It’s officially turned to autumn here. The morning chill hasn’t burnt off the past couple of days. Rainy and gray. Feeling a little blue that our time is over.
I can’t decide if going back to a warmer clime will be nice or not. I think I’m ready for fall to stay. And that’s not just because I want to show off my new purple scarf (très chic).
Back to our standby Café Panis for brunch. We’re trying to beat the rain and see a couple last things; the Montparnasse Cemetery (and maybe the tower) and see the stain glass at Ste. Chapelle. Hop on the Metro to head south, and end up going the wrong way on the yellow line (again). Only line that has given us any trouble; I think the subway here is waaaaaay easier than say, NYC. We find the right train eventually.

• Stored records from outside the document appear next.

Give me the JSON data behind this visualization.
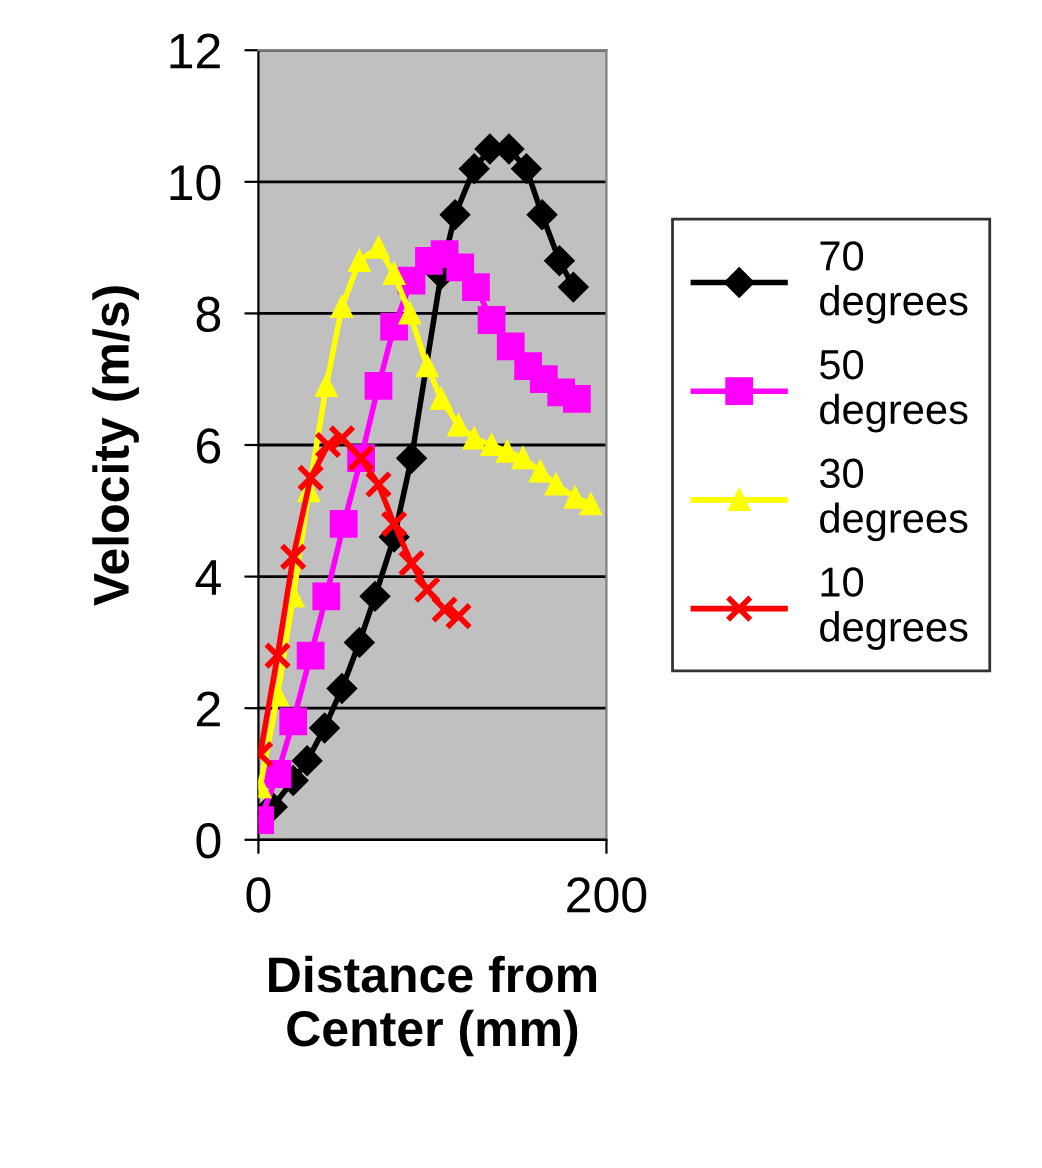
{
  "chart_data": {
    "type": "line",
    "xlabel": "Distance from\nCenter (mm)",
    "ylabel": "Velocity (m/s)",
    "xlim": [
      0,
      200
    ],
    "xticks": [
      0,
      200
    ],
    "ylim": [
      0,
      12
    ],
    "yticks": [
      0,
      2,
      4,
      6,
      8,
      10,
      12
    ],
    "grid": "y",
    "legend": "right",
    "line_style": "solid",
    "series": [
      {
        "name": "70\ndegrees",
        "color": "#000000",
        "marker": "diamond",
        "x": [
          8,
          20,
          28,
          38,
          48,
          58,
          67,
          78,
          88,
          105,
          113,
          124,
          133,
          144,
          154,
          163,
          173,
          181
        ],
        "values": [
          0.5,
          0.9,
          1.2,
          1.7,
          2.3,
          3.0,
          3.7,
          4.6,
          5.8,
          8.6,
          9.5,
          10.2,
          10.5,
          10.5,
          10.2,
          9.5,
          8.8,
          8.4
        ]
      },
      {
        "name": "50\ndegrees",
        "color": "#ff00ff",
        "marker": "square",
        "x": [
          1,
          11,
          20,
          30,
          39,
          49,
          59,
          69,
          78,
          88,
          98,
          107,
          116,
          125,
          134,
          145,
          155,
          164,
          174,
          183
        ],
        "values": [
          0.3,
          1.0,
          1.8,
          2.8,
          3.7,
          4.8,
          5.8,
          6.9,
          7.8,
          8.5,
          8.8,
          8.9,
          8.7,
          8.4,
          7.9,
          7.5,
          7.2,
          7.0,
          6.8,
          6.7
        ]
      },
      {
        "name": "30\ndegrees",
        "color": "#ffff00",
        "marker": "triangle",
        "x": [
          1,
          11,
          20,
          29,
          39,
          48,
          58,
          69,
          78,
          87,
          97,
          105,
          115,
          124,
          134,
          143,
          152,
          162,
          171,
          182,
          191
        ],
        "values": [
          0.8,
          2.2,
          3.7,
          5.3,
          6.9,
          8.1,
          8.8,
          9.0,
          8.6,
          8.0,
          7.2,
          6.7,
          6.3,
          6.1,
          6.0,
          5.9,
          5.8,
          5.6,
          5.4,
          5.2,
          5.1
        ]
      },
      {
        "name": "10\ndegrees",
        "color": "#ff0000",
        "marker": "cross",
        "x": [
          1,
          11,
          20,
          30,
          40,
          48,
          59,
          69,
          78,
          88,
          97,
          107,
          115
        ],
        "values": [
          1.3,
          2.8,
          4.3,
          5.5,
          6.0,
          6.1,
          5.8,
          5.4,
          4.8,
          4.2,
          3.8,
          3.5,
          3.4
        ]
      }
    ]
  }
}
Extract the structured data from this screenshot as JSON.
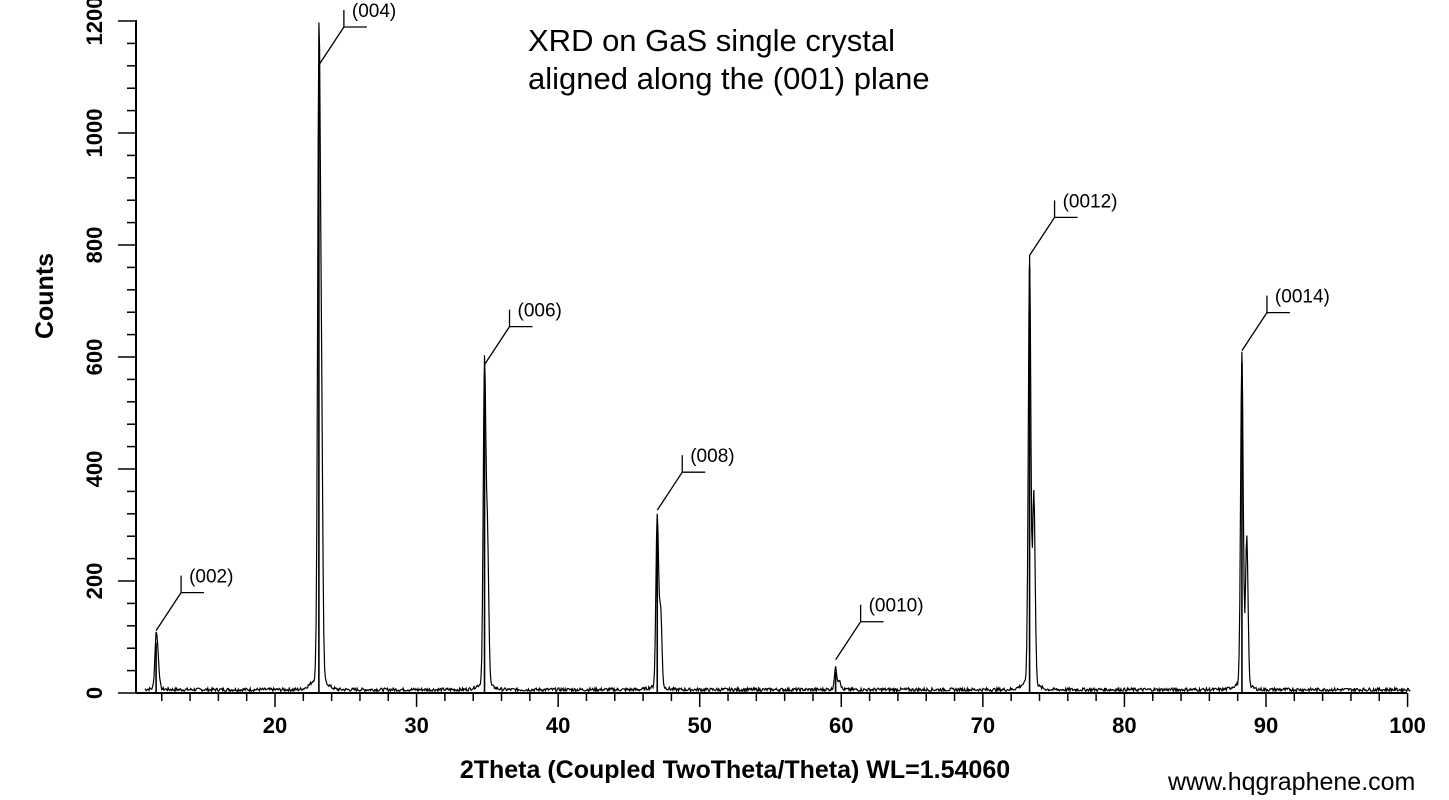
{
  "chart_data": {
    "type": "line",
    "title_lines": [
      "XRD on GaS single crystal",
      "aligned along the (001) plane"
    ],
    "xlabel": "2Theta (Coupled TwoTheta/Theta) WL=1.54060",
    "ylabel": "Counts",
    "xlim": [
      10,
      100
    ],
    "ylim": [
      0,
      1200
    ],
    "x_ticks": [
      20,
      30,
      40,
      50,
      60,
      70,
      80,
      90,
      100
    ],
    "y_ticks": [
      0,
      200,
      400,
      600,
      800,
      1000,
      1200
    ],
    "grid": false,
    "peaks": [
      {
        "label": "(002)",
        "x": 11.6,
        "y": 90
      },
      {
        "label": "(004)",
        "x": 23.1,
        "y": 1100
      },
      {
        "label": "(006)",
        "x": 34.8,
        "y": 565
      },
      {
        "label": "(008)",
        "x": 47.0,
        "y": 305
      },
      {
        "label": "(0010)",
        "x": 59.6,
        "y": 38
      },
      {
        "label": "(0012)",
        "x": 73.3,
        "y": 760
      },
      {
        "label": "(0014)",
        "x": 88.3,
        "y": 590
      }
    ],
    "line_color": "#000000"
  },
  "watermark": "www.hqgraphene.com"
}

Its grayer when we finally emerge on the Blvd. Edgar Quintent, where the Cemetery gates are. I’ve read that the maps for this one are free, unlike the ones at Père Lachaise, where you have to buy one from a street vendor. As we enter it starts to rain. I see the notice that they aren’t distributing free maps until October; they are being updated currently. Great. I scurry up to a small sign giving the location of the “notable” occupants. The map on the sign is small and the locations of several tombs I want to see aren’t on there (Man Ray and Susan Sontag) or are in obviously hard places to find. Maps here are terrible!
I sketch a rude layout of the plan, mark a few graves, and we try to find them. Its cold and wet; she finds the excursion a little macabre and I have no sense of direction. Steph says, “This is true love,” as she helps me navigate.
We visit Jean-Paul Sartre and Simon de Beauvoir, Samuel Beckett, Charles Baudelaire, Serge Gainsbourg, and after a long search, Emil Cioran. I had mainly come to visit him. William H. Gass called Cioran’s work “a philosophical romance on the modern themes of alienation, absurdity, boredom, futility, decay, the tyranny of history, the vulgarities of change, awareness as agony, reason as disease.” His writing was strangely calming and supportive to me during some tough parts of my life, and, even though I don’t share his gleeful pessimism or identify with his alienation from society anymore, I greatly admire his passion and lyrical, original writings. It was very moving to visit.
Steph asked me why I like to visit cemeteries; see graves of people I admire. I like visiting them for the quiet and respectful air, an often pretty walk, and getting a helpful reminder that life is short. And what is a grave but a monument to someone’s life? I really don’t think its too morbid.
[ From Steph: I don’t think cemeteries are morbid, but today it was a little creepy what with the cold rain and giant crows cawing (wish I had gotten a photo of one of them!). But I’m really glad we went. The visit also led to some great conversations. Also, somehow, the weather really fit the excursion! ]
I didn’t get to see everyone I wanted (missed Baudrillard, Durkheim, Cortazar, Ionesco and Maupassant) but we didn’t want to catch cold, and they aren’t going anywhere.
We sped to the center of the Citie afterwards, and the weather was too wet and we too tired to wait in line to see the stained glass at the chapel. We promised each other it was first on the list for our next visit.
All packed-up now, back to Le Grenier de Notre-Dame for dinner and then our last night for this trip. We’ll update next from C-ville.
We are afraid of the enormity of the possible.